Wow. Our experiment is off to a great start—let's see if we can finish it off sooner than expected.
Meet Knut . He's a three-month-old polar bear cub, a roly-poly ball of white fuzz with bright black eyes. He enjoys hugging his soccer ball, gnawing on scrub brushes, and following his keeper around from room to room. Frank Albrecht wants him dead.
Animal rights activist Albrecht says that Knut, who was born at the Berlin Zoo in December and neglected by his mother, is having his natural instincts twisted. By raising the cub themselves, Albrecht says, zoo officials are perverting nature. "Raising him by hand is not appropriate to the species but rather a blatant violation of animal welfare laws," Albrecht told the German newspaper Bild. "In actual fact, the zoo needs to kill the bear cub." Albrecht later said that "If a polar bear mother rejected the baby, then I believe the zoo must follow the instincts of nature."

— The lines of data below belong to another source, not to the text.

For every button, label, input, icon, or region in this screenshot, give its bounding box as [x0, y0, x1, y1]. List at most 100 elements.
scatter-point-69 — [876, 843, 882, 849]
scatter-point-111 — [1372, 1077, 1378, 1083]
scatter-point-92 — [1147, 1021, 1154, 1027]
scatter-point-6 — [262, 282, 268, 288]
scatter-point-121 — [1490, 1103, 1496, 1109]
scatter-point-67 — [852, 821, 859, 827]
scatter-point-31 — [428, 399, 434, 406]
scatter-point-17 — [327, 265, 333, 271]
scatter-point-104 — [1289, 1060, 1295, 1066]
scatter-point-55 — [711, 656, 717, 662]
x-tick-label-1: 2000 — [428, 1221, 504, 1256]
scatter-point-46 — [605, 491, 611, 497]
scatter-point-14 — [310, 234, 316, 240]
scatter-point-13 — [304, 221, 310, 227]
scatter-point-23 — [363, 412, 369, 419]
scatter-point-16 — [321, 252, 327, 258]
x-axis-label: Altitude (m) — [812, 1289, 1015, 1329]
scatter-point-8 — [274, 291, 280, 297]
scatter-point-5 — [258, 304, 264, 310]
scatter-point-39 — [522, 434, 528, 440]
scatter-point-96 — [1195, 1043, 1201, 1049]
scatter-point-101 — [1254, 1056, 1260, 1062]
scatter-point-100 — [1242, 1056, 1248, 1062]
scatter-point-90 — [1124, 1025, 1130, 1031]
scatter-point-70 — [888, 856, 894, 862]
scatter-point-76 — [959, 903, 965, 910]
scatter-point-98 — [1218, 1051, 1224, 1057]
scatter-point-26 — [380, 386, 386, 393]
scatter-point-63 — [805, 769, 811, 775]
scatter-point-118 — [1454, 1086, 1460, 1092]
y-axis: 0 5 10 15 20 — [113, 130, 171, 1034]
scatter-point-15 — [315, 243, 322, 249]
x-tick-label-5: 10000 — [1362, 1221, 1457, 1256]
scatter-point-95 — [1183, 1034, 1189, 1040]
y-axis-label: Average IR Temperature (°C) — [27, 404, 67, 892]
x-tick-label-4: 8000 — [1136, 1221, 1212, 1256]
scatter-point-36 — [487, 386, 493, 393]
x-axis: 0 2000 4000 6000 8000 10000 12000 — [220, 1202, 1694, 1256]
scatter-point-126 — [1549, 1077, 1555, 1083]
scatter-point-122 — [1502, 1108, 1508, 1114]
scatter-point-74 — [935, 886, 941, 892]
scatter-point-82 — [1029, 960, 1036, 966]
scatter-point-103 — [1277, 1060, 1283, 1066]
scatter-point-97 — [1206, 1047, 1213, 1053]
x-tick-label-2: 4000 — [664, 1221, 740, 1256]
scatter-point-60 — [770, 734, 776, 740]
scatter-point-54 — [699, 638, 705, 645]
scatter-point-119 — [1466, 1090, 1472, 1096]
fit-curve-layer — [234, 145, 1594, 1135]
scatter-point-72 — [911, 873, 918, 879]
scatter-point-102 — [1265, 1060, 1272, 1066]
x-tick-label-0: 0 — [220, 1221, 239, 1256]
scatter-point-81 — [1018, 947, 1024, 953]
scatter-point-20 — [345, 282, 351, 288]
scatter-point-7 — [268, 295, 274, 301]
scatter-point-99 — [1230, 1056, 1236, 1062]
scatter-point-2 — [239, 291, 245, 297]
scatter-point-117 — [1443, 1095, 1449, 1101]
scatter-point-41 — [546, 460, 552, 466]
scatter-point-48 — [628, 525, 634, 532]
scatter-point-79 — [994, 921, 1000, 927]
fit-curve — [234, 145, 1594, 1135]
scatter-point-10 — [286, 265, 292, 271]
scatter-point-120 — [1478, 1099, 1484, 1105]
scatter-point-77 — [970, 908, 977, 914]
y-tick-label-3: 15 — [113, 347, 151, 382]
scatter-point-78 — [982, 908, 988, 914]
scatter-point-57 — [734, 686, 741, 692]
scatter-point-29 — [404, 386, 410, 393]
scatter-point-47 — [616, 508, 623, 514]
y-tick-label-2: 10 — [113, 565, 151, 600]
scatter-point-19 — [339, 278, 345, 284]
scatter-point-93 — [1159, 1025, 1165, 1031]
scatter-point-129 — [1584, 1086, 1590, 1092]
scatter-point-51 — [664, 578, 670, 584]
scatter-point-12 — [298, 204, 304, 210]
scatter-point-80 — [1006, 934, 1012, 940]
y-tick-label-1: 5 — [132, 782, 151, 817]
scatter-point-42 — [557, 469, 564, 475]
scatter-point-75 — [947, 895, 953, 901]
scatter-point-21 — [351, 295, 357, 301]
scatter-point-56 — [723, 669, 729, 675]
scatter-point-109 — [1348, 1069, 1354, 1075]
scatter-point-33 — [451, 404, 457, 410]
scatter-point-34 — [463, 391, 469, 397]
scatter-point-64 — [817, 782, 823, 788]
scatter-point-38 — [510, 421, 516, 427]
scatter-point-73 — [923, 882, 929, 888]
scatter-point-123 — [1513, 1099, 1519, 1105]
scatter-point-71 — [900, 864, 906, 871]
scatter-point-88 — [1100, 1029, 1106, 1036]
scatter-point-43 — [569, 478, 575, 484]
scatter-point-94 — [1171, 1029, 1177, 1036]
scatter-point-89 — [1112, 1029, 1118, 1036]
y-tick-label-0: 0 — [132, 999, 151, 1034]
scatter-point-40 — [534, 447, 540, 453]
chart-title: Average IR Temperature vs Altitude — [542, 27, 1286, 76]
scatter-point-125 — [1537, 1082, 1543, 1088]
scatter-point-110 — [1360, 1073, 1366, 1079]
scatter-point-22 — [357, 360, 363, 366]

And Albrecht isn't the only one who wants to put the kibosh on Knut. Rudiger Schmiedel, director of the German Bear Foundation said, "You can't domesticate a wild animal ...When Knut reaches puberty, his keeper is going to get a whack upside the head." Activists from Germany's Green Party and Left Party also expressed opposition to the zoo's decision to hand-raise the cub.
Getting rid of Knut would be a hard sell: daily Berlin papers feature front page pics of the cub's gambolings, tv stations happily broadcast videos of him, and the city's hockey team wants the baby bruin as their mascot. Photographer Annie Liebovitz took Knut's portrait on Saturday for a wilderness conservation campaign. All this is before Knut has even made his public debut. Although fans can see pics of Knut on the Berlin Zoo's website, the real-life cub only just reached his public-display weight requirement (18 lbs) on Friday. Zoo officials say that Knut will be unveiled to Berliners in a week or so.
Zoo officials say that Knut is valuable not just as an attraction, but as part of a dwindling polar bear DNA pool. "Polar bears are under threat of extinction," said Andre Schuele, the veternarian who cares for Knut. "if we feed the bear with a bottle, it has a good chance of growing up and perhaps becoming attractive as a stud for other zoos."